Hydraulic Fracturing of Poorly Consolidated Reservoir During Waterflooding

TL;DR

This paper develops a mathematical model for hydraulic fracture growth in weak, poorly consolidated rocks during waterflooding, revealing that pressure peaks are due to flow regime transitions rather than formation breakdown.

Contribution

It introduces a KGD-type model assuming quasi-stationary hydraulic fields and negligible toughness, providing new insights into fracture propagation and pressure behavior in weak reservoirs.

Findings

Fracture growth follows a square root of time under certain conditions.

Injection pressure behavior transitions from logarithmic increase to power-law decrease.

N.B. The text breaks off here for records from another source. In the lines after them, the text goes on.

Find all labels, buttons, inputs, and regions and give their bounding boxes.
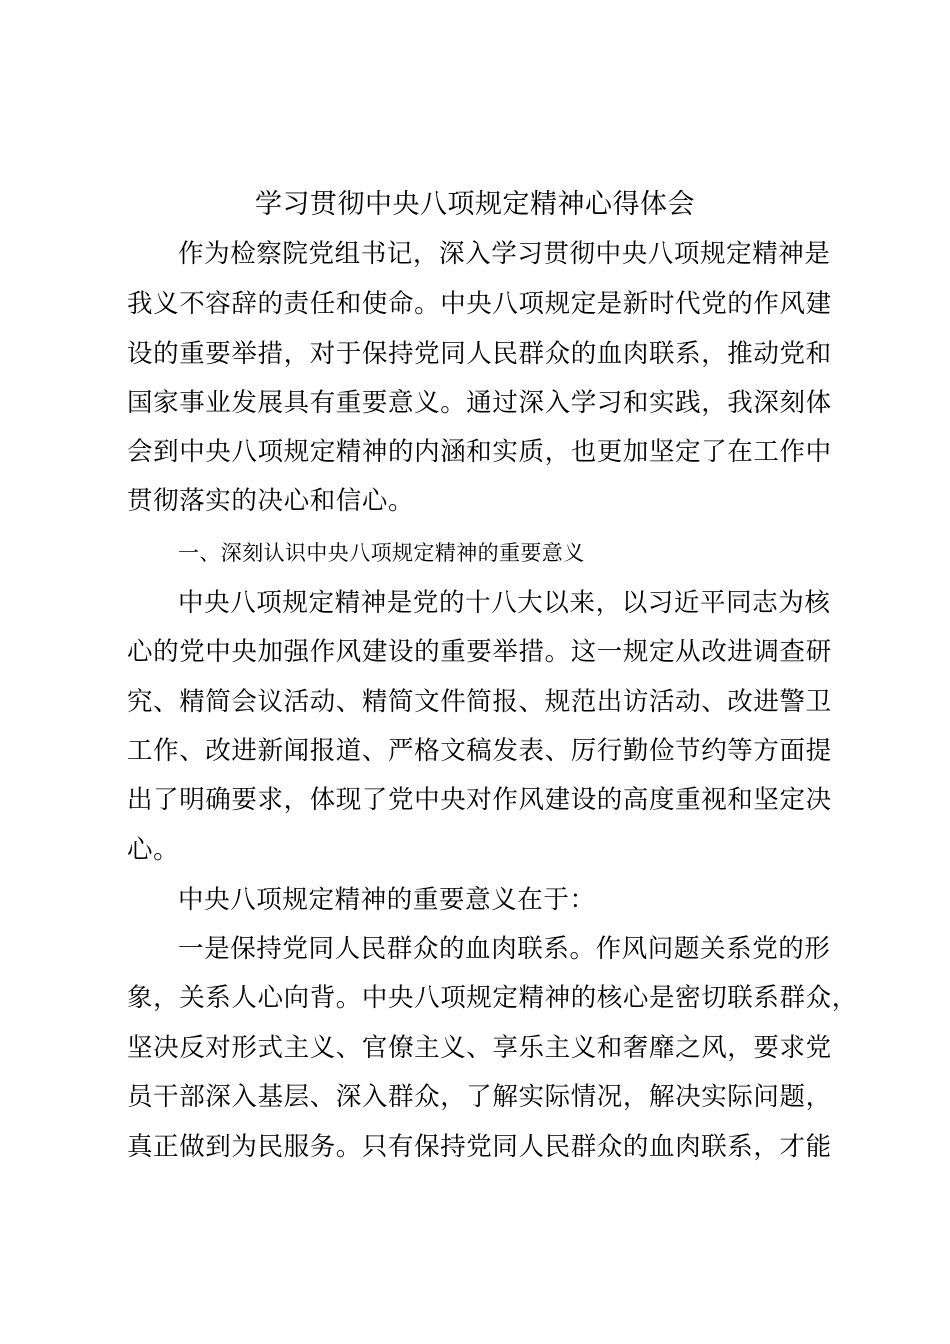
paragraph-line: 真正做到为民服务。只有保持党同人民群众的血肉联系，才能 <box>127 1132 832 1162</box>
paragraph-line: 究、精简会议活动、精简文件简报、规范出访活动、改进警卫 <box>127 687 832 717</box>
paragraph-line: 坚决反对形式主义、官僚主义、享乐主义和奢靡之风，要求党 <box>127 1033 832 1063</box>
paragraph-line: 出了明确要求，体现了党中央对作风建设的高度重视和坚定决 <box>127 785 832 815</box>
paragraph-line: 员干部深入基层、深入群众，了解实际情况，解决实际问题， <box>127 1082 832 1112</box>
paragraph-line: 国家事业发展具有重要意义。通过深入学习和实践，我深刻体 <box>127 388 832 418</box>
paragraph-line: 中央八项规定精神是党的十八大以来，以习近平同志为核 <box>178 588 831 618</box>
paragraph-line: 心。 <box>127 835 180 865</box>
paragraph-line: 象，关系人心向背。中央八项规定精神的核心是密切联系群众， <box>127 983 858 1013</box>
document-title: 学习贯彻中央八项规定精神心得体会 <box>255 189 695 220</box>
paragraph-line: 心的党中央加强作风建设的重要举措。这一规定从改进调查研 <box>127 637 832 667</box>
paragraph-line: 中央八项规定精神的重要意义在于： <box>178 885 596 915</box>
paragraph-line: 我义不容辞的责任和使命。中央八项规定是新时代党的作风建 <box>127 289 832 319</box>
paragraph-line: 会到中央八项规定精神的内涵和实质，也更加坚定了在工作中 <box>127 437 832 467</box>
paragraph-line: 工作、改进新闻报道、严格文稿发表、厉行勤俭节约等方面提 <box>127 736 832 766</box>
paragraph-line: 一是保持党同人民群众的血肉联系。作风问题关系党的形 <box>178 934 831 964</box>
section-heading: 一、深刻认识中央八项规定精神的重要意义 <box>178 541 585 565</box>
paragraph-line: 设的重要举措，对于保持党同人民群众的血肉联系，推动党和 <box>127 339 832 369</box>
paragraph-line: 作为检察院党组书记，深入学习贯彻中央八项规定精神是 <box>178 239 831 269</box>
paragraph-line: 贯彻落实的决心和信心。 <box>127 486 415 516</box>
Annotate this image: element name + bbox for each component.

Peak pressure indicates flow regime change, not formation failure.

Abstract

This paper describes a KGD-type model of a hydraulic fracture created by injecting fluid in weak, poorly consolidated rocks. The model is based on the key assumption that the hydraulic fracture is propagating within a domain where the hydraulic fields are quasi-stationary. By further assuming a negligible toughness, the fracture is shown to grow as a square root of time. The asymptotic fracture propagation regimes at small and large time are constructed and the transient solution is computed by solving a nonlinear system of algebraic equations formulated in terms of the fracture aperture. At early time the fracture is hydraulically invisible and the injection pressure increases with time $t$ as $\log t$, while at late time leak-off from the borehole is negligible and the injection pressure decreases as $t^{-1/4}$. According to this model, the peak injection pressure observed when injecting fluid in weak, poorly consolidated rocks should not be interpreted as indicating a breakdown of the formation, but rather as marking the transition between two asymptotic flow regimes. The timescale that legislates the transition between the small and large time asymptotic regimes is shown to be a strongly nonlinear function of a dimensionless injection rate.